Claudia worked on this piece of analytics for the last 6 months. It was nerve-wracking. She was working for a large global provider of syndicated market research that had assembled a mind-blowing dataset: Data about all new product launches in CPG in the US. Details product perception and presales purchase intent, sales data, distribution data, everything.
Claudia’s task was to build a mechanism that predicts -based on presales shopper assessments- whether or not a product will sell and survive.
Nothing worked. Purchase intent correlated with success ZERO. Regression delivered R2 close to ZERO. Then, some destiny let the company reach out to us at Success Drivers.
We ran our holistic causal machine learning approach and achieved great explanation power but something was still odd. Typically, the method gives great transparency about causal relationships, nonlinearities, and two-way interactions of any kind.

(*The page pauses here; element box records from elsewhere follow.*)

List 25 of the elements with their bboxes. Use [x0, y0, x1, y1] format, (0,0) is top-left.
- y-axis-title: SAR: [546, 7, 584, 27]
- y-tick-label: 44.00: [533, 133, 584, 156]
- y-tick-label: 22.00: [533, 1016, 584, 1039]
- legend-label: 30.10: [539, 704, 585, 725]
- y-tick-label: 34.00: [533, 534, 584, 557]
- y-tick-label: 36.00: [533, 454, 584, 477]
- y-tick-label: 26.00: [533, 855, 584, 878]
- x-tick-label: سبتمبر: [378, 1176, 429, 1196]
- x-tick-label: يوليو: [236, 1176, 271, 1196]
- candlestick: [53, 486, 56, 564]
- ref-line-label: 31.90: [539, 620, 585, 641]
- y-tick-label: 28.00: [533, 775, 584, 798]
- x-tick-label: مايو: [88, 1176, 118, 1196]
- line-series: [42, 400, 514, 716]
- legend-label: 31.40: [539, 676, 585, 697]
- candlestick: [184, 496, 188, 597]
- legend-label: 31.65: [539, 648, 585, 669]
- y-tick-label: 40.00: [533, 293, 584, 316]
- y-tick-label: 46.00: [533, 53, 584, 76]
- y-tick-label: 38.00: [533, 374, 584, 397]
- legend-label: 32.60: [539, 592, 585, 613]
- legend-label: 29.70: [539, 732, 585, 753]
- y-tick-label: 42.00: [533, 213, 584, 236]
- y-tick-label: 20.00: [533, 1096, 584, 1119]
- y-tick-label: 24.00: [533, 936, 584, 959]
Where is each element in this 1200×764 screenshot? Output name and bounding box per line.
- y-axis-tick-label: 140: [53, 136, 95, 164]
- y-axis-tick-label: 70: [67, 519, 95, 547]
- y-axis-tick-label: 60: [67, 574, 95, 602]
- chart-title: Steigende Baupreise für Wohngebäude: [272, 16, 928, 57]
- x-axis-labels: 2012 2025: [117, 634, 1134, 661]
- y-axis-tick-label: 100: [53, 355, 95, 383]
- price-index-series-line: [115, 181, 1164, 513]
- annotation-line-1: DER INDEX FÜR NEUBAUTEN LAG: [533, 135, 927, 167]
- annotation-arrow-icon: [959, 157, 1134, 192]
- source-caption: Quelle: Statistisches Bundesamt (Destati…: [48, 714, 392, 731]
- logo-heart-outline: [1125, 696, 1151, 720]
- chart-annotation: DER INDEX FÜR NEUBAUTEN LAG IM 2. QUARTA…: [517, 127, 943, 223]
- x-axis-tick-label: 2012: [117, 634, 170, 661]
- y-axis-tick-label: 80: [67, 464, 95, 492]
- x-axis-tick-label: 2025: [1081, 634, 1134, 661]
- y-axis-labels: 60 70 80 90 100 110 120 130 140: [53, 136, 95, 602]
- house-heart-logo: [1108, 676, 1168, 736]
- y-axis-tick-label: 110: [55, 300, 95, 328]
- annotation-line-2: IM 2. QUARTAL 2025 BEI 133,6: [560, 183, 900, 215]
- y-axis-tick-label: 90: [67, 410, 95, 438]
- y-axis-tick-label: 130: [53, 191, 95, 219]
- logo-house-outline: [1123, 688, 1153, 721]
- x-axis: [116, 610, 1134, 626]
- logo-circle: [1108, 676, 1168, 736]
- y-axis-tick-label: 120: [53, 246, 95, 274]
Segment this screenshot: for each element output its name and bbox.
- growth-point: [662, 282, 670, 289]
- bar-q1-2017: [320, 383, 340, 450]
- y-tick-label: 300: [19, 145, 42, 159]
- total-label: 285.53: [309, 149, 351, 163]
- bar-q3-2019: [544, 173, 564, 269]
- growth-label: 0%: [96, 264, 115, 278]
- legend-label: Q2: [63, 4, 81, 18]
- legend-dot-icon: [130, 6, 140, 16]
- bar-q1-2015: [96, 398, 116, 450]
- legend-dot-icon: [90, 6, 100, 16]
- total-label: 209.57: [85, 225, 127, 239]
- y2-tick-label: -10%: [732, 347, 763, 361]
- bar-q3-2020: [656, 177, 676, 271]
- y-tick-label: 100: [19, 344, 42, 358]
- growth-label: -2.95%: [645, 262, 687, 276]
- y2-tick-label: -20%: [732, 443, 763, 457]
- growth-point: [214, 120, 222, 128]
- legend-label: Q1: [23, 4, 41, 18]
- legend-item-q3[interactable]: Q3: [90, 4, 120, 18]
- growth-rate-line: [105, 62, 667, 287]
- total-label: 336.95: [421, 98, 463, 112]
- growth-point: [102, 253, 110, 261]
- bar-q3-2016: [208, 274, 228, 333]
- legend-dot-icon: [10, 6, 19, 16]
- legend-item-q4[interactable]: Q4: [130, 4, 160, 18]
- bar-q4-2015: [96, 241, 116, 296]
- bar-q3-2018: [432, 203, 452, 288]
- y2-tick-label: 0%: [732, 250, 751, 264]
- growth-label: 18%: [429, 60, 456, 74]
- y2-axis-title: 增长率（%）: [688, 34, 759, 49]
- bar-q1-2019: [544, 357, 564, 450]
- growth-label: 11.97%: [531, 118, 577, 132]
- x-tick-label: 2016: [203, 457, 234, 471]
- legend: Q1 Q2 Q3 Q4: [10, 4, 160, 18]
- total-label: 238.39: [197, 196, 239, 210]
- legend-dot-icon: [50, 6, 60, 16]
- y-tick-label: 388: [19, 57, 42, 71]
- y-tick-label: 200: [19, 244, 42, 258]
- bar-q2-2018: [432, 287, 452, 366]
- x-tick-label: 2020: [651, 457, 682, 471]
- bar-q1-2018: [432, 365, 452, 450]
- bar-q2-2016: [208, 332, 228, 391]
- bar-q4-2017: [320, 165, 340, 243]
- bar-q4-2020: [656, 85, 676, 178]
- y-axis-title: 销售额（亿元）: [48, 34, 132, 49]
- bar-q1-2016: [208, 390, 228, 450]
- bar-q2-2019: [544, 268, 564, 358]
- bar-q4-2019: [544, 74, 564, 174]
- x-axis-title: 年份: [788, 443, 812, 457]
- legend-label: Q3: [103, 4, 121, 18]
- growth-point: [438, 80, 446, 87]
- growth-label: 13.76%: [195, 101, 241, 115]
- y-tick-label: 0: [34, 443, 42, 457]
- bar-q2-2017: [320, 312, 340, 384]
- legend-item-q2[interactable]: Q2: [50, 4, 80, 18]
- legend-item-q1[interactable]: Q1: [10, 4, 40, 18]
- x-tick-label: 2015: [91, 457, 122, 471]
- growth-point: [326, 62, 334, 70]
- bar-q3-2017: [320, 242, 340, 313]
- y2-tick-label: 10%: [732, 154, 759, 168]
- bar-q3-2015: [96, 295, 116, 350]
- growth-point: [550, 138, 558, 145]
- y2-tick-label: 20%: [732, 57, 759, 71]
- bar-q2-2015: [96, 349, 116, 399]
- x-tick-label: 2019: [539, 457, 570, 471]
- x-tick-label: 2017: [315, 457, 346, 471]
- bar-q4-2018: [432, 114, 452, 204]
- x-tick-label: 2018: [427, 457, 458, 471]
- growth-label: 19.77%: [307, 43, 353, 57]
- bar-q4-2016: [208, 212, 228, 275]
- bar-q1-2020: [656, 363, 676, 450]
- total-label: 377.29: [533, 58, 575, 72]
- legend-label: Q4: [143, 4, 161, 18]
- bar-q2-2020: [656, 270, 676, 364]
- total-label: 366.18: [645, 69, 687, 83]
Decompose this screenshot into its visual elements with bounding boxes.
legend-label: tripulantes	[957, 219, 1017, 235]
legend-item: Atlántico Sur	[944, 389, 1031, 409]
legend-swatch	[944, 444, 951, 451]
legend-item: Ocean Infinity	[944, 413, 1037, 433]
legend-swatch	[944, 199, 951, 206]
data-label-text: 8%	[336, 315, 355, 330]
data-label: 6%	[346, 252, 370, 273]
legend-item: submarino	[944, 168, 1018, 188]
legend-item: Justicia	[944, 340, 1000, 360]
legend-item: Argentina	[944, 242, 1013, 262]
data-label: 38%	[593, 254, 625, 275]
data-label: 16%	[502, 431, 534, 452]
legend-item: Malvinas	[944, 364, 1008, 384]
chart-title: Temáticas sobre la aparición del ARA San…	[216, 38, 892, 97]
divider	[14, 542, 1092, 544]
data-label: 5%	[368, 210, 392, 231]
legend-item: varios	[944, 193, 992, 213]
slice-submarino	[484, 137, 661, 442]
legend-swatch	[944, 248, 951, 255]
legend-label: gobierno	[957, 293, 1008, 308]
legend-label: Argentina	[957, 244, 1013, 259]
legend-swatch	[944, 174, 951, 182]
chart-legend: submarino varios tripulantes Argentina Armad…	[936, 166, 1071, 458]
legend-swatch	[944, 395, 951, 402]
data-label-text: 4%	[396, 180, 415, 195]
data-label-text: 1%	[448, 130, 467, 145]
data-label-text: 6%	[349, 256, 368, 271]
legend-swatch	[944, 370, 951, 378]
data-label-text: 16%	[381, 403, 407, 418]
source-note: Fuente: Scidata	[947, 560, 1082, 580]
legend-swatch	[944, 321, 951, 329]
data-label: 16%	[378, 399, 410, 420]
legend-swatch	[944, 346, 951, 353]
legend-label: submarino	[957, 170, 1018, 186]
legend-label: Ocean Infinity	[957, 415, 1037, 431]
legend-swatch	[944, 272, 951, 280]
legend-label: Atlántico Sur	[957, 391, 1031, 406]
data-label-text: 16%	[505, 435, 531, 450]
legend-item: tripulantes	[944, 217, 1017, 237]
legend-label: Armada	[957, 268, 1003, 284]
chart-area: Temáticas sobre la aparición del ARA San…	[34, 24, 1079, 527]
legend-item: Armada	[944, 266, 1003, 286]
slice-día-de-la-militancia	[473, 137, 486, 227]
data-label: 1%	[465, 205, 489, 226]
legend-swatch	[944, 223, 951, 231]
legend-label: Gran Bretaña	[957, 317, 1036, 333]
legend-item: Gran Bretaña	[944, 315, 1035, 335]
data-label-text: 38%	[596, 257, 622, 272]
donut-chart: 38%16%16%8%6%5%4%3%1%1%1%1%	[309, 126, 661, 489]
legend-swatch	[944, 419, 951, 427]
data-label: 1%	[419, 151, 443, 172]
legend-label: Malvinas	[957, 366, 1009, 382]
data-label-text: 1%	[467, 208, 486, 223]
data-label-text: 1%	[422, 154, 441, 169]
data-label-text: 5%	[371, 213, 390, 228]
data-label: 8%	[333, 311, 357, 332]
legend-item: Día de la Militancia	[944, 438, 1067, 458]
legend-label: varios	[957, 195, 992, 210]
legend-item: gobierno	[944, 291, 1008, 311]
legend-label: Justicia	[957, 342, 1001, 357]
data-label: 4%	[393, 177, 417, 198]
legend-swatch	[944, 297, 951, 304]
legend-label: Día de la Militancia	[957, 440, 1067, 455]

We paused. The look at the skewed distribution of success (very few are very successful) brought the Eureka moment. Such a distribution evolved only if you multiply four or more independent success drivers. Its rare that all 4 hit the mark at a time, so it becomes rare that a product survives the first year after lunch.
Suddenly all this made sense. You will not survive with bad packaging or messaging, hardly with a missing brand. You will not survive if the pricing is not appropriate. You will not survive if the product is not that great, so people don’t want to rebuy it. You will not survive if retailers do not put the product on their shelves.
There are so many MUST Dos, it is likely that you miss just one of them. If you do, you fail.
Methodically speaking, this is a 4-way interaction – the success can be computed by multiplying success drivers variables. Causal machine learning can learn this out of data.
Later, I realized this learning applies to some degree to all business success drivers. Drivers seemed to work indeed independently on an incremental/micro level, but not on a macro level. This is why we can get easily fooled.